As the meeting got underway, Thomas Sova questioned School Superintendent Lorraine Lange and School Board Member David Wymer about their plans for more incoming students in the future.

Greg Micheal, who has been active on the “Save Fort Lewis Elementary” Facebook page, said he hoped the meeting would provide a forum for people to ask questions. Micheal, the legislative coordinator for the PTA Board, cited concerns such as no one providing details and numbers parents would like to see.

“The new schools would be over-filled and we’re going to wind up with trailers there,” he added, a fear common amongst many of those at the meeting. “This is a saving story” he said, “Save the heart of this 120-year-old school.”

Micheal’s two children who attend Fort Lewis are Brennan, a fifth grader, and Lauren, a second grader.

Parents also wondered what would happen in regards to the balance of the Literary Loan accrued during the school’s expansion in the 1990s.

“It is about a quarter of a million dollars that would have to be paid off if the school is closed” explained Tina Borne.  “Four years ago it was double the amount and was one reason they realized they wouldn’t save money on closing the school,” added Borne, whose children, Glenvar seventh-grader Madison, and Callie, a third grader at Fort Lewis, were with her for the meeting.
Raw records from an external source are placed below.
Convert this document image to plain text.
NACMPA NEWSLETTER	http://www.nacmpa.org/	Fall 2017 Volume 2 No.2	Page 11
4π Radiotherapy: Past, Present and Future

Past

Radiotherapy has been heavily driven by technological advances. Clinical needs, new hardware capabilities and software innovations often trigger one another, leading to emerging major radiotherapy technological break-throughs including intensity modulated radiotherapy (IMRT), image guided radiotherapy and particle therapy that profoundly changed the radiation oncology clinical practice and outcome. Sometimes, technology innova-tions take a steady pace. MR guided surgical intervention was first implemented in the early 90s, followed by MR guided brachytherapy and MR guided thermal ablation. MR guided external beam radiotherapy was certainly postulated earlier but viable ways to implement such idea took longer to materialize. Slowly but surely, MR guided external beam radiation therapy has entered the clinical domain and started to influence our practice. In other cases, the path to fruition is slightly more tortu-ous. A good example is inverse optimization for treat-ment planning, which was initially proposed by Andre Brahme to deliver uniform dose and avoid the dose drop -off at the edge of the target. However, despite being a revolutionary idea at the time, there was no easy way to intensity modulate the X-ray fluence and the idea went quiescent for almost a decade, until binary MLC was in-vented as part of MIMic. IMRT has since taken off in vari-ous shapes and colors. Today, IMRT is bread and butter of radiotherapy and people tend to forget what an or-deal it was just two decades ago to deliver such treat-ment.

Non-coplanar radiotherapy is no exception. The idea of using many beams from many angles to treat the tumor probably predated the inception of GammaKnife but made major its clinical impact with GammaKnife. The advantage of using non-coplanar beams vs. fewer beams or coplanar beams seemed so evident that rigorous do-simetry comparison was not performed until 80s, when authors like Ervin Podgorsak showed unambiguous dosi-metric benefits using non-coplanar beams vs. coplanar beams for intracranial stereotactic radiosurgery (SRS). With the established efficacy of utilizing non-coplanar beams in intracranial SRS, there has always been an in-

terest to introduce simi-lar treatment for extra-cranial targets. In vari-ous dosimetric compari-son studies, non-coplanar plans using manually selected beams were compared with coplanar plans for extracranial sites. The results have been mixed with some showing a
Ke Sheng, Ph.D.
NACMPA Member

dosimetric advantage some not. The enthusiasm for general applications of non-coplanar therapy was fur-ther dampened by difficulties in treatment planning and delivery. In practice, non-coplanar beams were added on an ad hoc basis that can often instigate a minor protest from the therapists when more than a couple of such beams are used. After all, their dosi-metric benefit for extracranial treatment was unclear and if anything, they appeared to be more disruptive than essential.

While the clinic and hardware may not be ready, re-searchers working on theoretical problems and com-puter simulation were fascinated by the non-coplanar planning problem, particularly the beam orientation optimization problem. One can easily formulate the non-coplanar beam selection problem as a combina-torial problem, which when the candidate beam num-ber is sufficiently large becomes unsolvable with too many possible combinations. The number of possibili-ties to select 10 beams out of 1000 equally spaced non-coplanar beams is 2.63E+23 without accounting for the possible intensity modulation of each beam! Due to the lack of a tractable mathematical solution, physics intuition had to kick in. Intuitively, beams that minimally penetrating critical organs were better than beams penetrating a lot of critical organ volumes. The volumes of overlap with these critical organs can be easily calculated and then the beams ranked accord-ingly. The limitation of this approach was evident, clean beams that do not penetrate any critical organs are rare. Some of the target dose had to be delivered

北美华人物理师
As the meeting officially got underway Dave Wymer, who represents the Catawba District on the Roanoke County School Board which includes Fort Lewis, Glenvar and Masons Cove, spoke to the crowd.
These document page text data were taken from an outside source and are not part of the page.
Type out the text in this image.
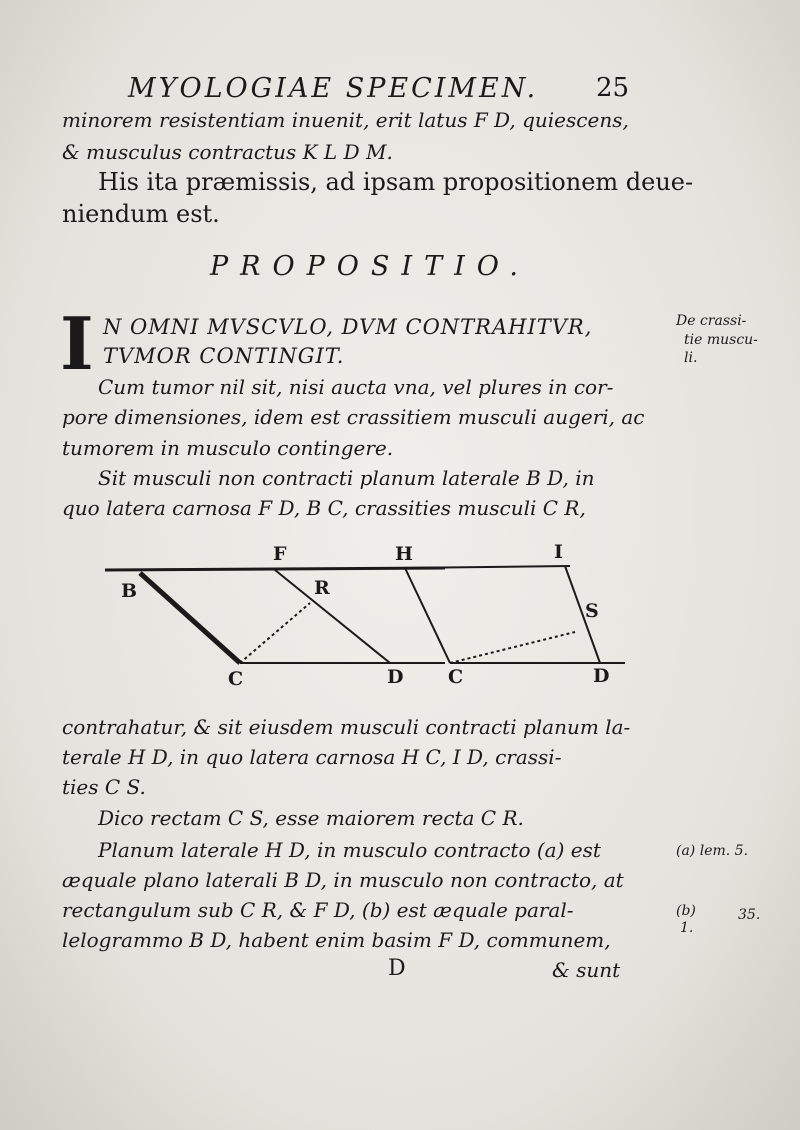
MYOLOGIAE SPECIMEN. 25
minorem resistentiam inuenit, erit latus F D, quiescens,
& musculus contractus K L D M.
His ita præmissis, ad ipsam propositionem deue-
niendum est.
PROPOSITIO.
I N OMNI MVSCVLO, DVM CONTRAHITVR,
TVMOR CONTINGIT.
De crassi-
tie muscu-
li.
Cum tumor nil sit, nisi aucta vna, vel plures in cor-
pore dimensiones, idem est crassitiem musculi augeri, ac
tumorem in musculo contingere.
Sit musculi non contracti planum laterale B D, in
quo latera carnosa F D, B C, crassities musculi C R,
B
F
R
C	D
H	I
S
C	D
contrahatur, & sit eiusdem musculi contracti planum la-
terale H D, in quo latera carnosa H C, I D, crassi-
ties C S.
Dico rectam C S, esse maiorem recta C R.
Planum laterale H D, in musculo contracto (a) est
æquale plano laterali B D, in musculo non contracto, at
rectangulum sub C R, & F D, (b) est æquale paral-
lelogrammo B D, habent enim basim F D, communem,
(a) lem. 5.
(b)	35.
1.
D	& sunt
“There is no plan in place to close Fort Lewis,” he said. “This is just a possibility.  We’re currently looking at other schools for capacity, and trying to find the questions to the questions being asked.  We’ve got 30 options on the list and this is just one of them. There is no plan in place to close Fort Lewis.”

“This is like the expression ‘cut your hand off because your finger hurts” said James McIlwain, as he questioned the long-term effects that would be caused by the closing of the school.  Other parents spoke up and expressed concerns of increased waits at bus stops, crowded classrooms that would only become more crowded as the area continues to grow, while some even questioned if the school board had looked at the possibility of any of the students being sent to Salem schools due to the proximity of the houses to the County-Salem City line.
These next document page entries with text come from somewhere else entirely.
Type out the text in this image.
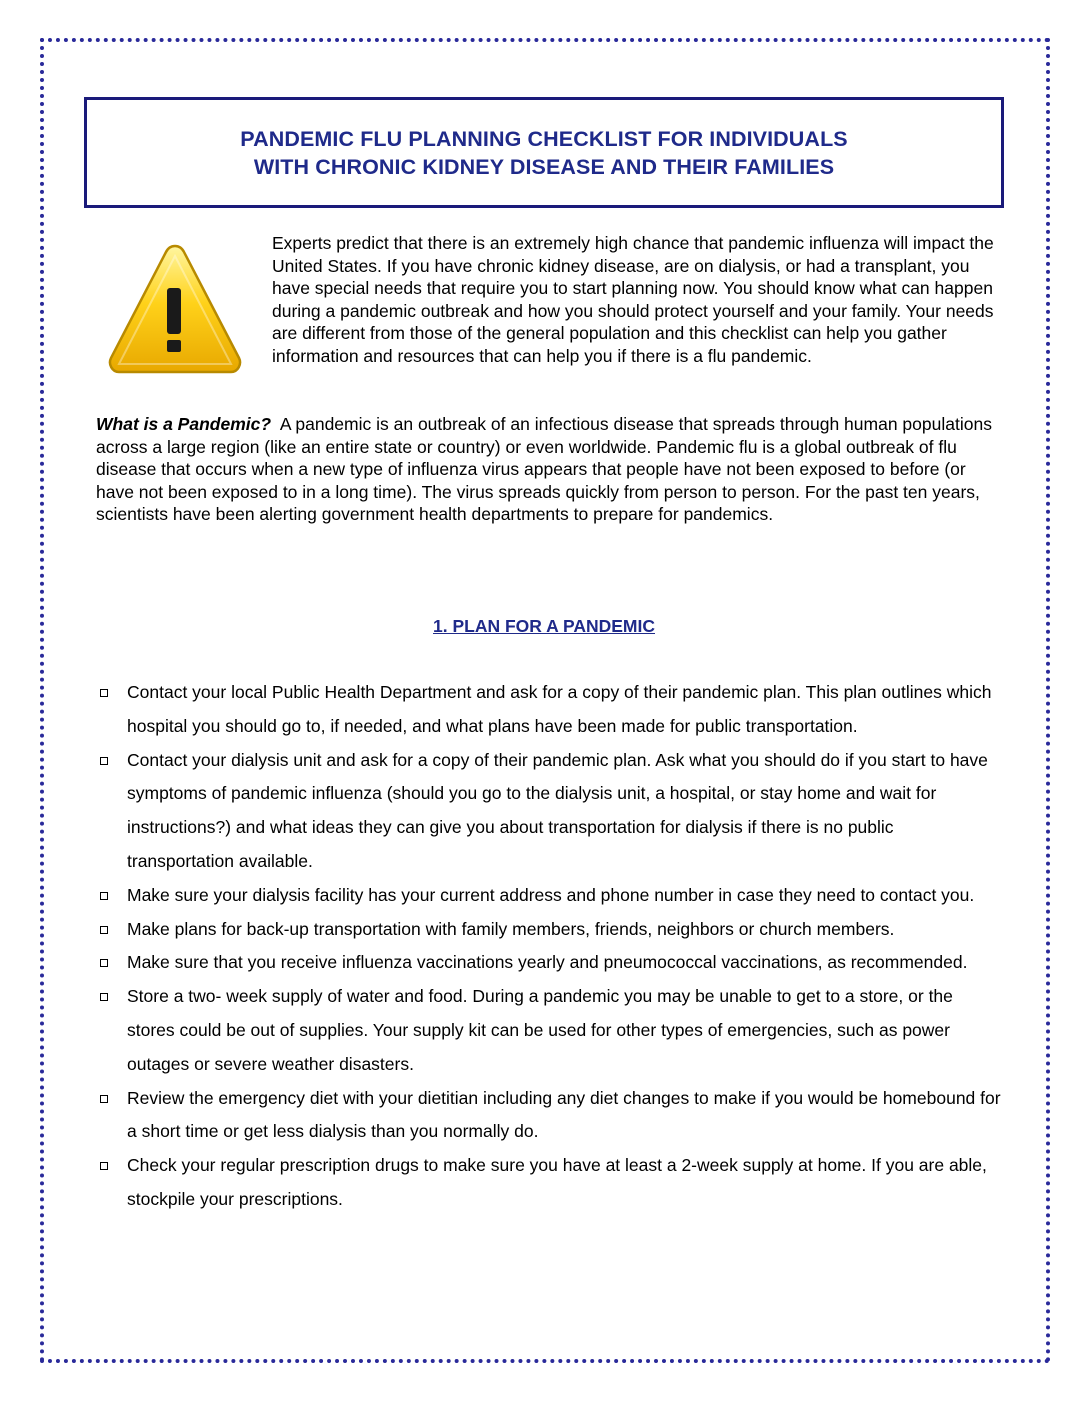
PANDEMIC FLU PLANNING CHECKLIST FOR INDIVIDUALS
WITH CHRONIC KIDNEY DISEASE AND THEIR FAMILIES
Experts predict that there is an extremely high chance that pandemic influenza will impact the United States. If you have chronic kidney disease, are on dialysis, or had a transplant, you have special needs that require you to start planning now. You should know what can happen during a pandemic outbreak and how you should protect yourself and your family. Your needs are different from those of the general population and this checklist can help you gather information and resources that can help you if there is a flu pandemic.
What is a Pandemic? A pandemic is an outbreak of an infectious disease that spreads through human populations across a large region (like an entire state or country) or even worldwide. Pandemic flu is a global outbreak of flu disease that occurs when a new type of influenza virus appears that people have not been exposed to before (or have not been exposed to in a long time). The virus spreads quickly from person to person. For the past ten years, scientists have been alerting government health departments to prepare for pandemics.
1. PLAN FOR A PANDEMIC
Contact your local Public Health Department and ask for a copy of their pandemic plan. This plan outlines which hospital you should go to, if needed, and what plans have been made for public transportation.
Contact your dialysis unit and ask for a copy of their pandemic plan. Ask what you should do if you start to have symptoms of pandemic influenza (should you go to the dialysis unit, a hospital, or stay home and wait for instructions?) and what ideas they can give you about transportation for dialysis if there is no public transportation available.
Make sure your dialysis facility has your current address and phone number in case they need to contact you.
Make plans for back-up transportation with family members, friends, neighbors or church members.
Make sure that you receive influenza vaccinations yearly and pneumococcal vaccinations, as recommended.
Store a two- week supply of water and food. During a pandemic you may be unable to get to a store, or the stores could be out of supplies. Your supply kit can be used for other types of emergencies, such as power outages or severe weather disasters.
Review the emergency diet with your dietitian including any diet changes to make if you would be homebound for a short time or get less dialysis than you normally do.
Check your regular prescription drugs to make sure you have at least a 2-week supply at home. If you are able, stockpile your prescriptions.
For Vicki Robertson, whose son is in third grade at Glenvar Elementary, the issue of space was a primary concern. “The rooms are already shoulder-to-shoulder desks. Where are these kids going to go?”

Wymer addressed space concerns, saying, “This is why we did a facility study, to see the capacity of the schools.”

As parents continued to inquire as to what other options the school board was looking at, Roanoke County Superintendent Lange noted that “a list has been published for the last four years.”  She went on to say that “There is no priority order” on the list, addressing the rumors that Fort Lewis’ closing is at the top of the list.  “Taking sports out, cutting teachers’ contracts, eliminating middle school sports, laying off teachers, changing student-teacher ratios, these are all on the list,” she said. “If we close Fort Lewis, we will be doing a lot more things on this list.”  She said seeing the school close isn’t something she wants to happen, a sentiment seconded by Wymer.

In one of the more heart-wrenching moments of the evening Britnie Carpenter addressed the representatives.  “My daughter Juli has learning disabilities and was at one of these other schools you’re talking about.  She wasn’t getting the attention she needed and so we switched her to Fort Lewis.  At first we were apprehensive about Fort Lewis, but now? My daughter can read, my daughter can write,” she exclaimed through tears.  “These aren’t statistics and numbers, these are our children.”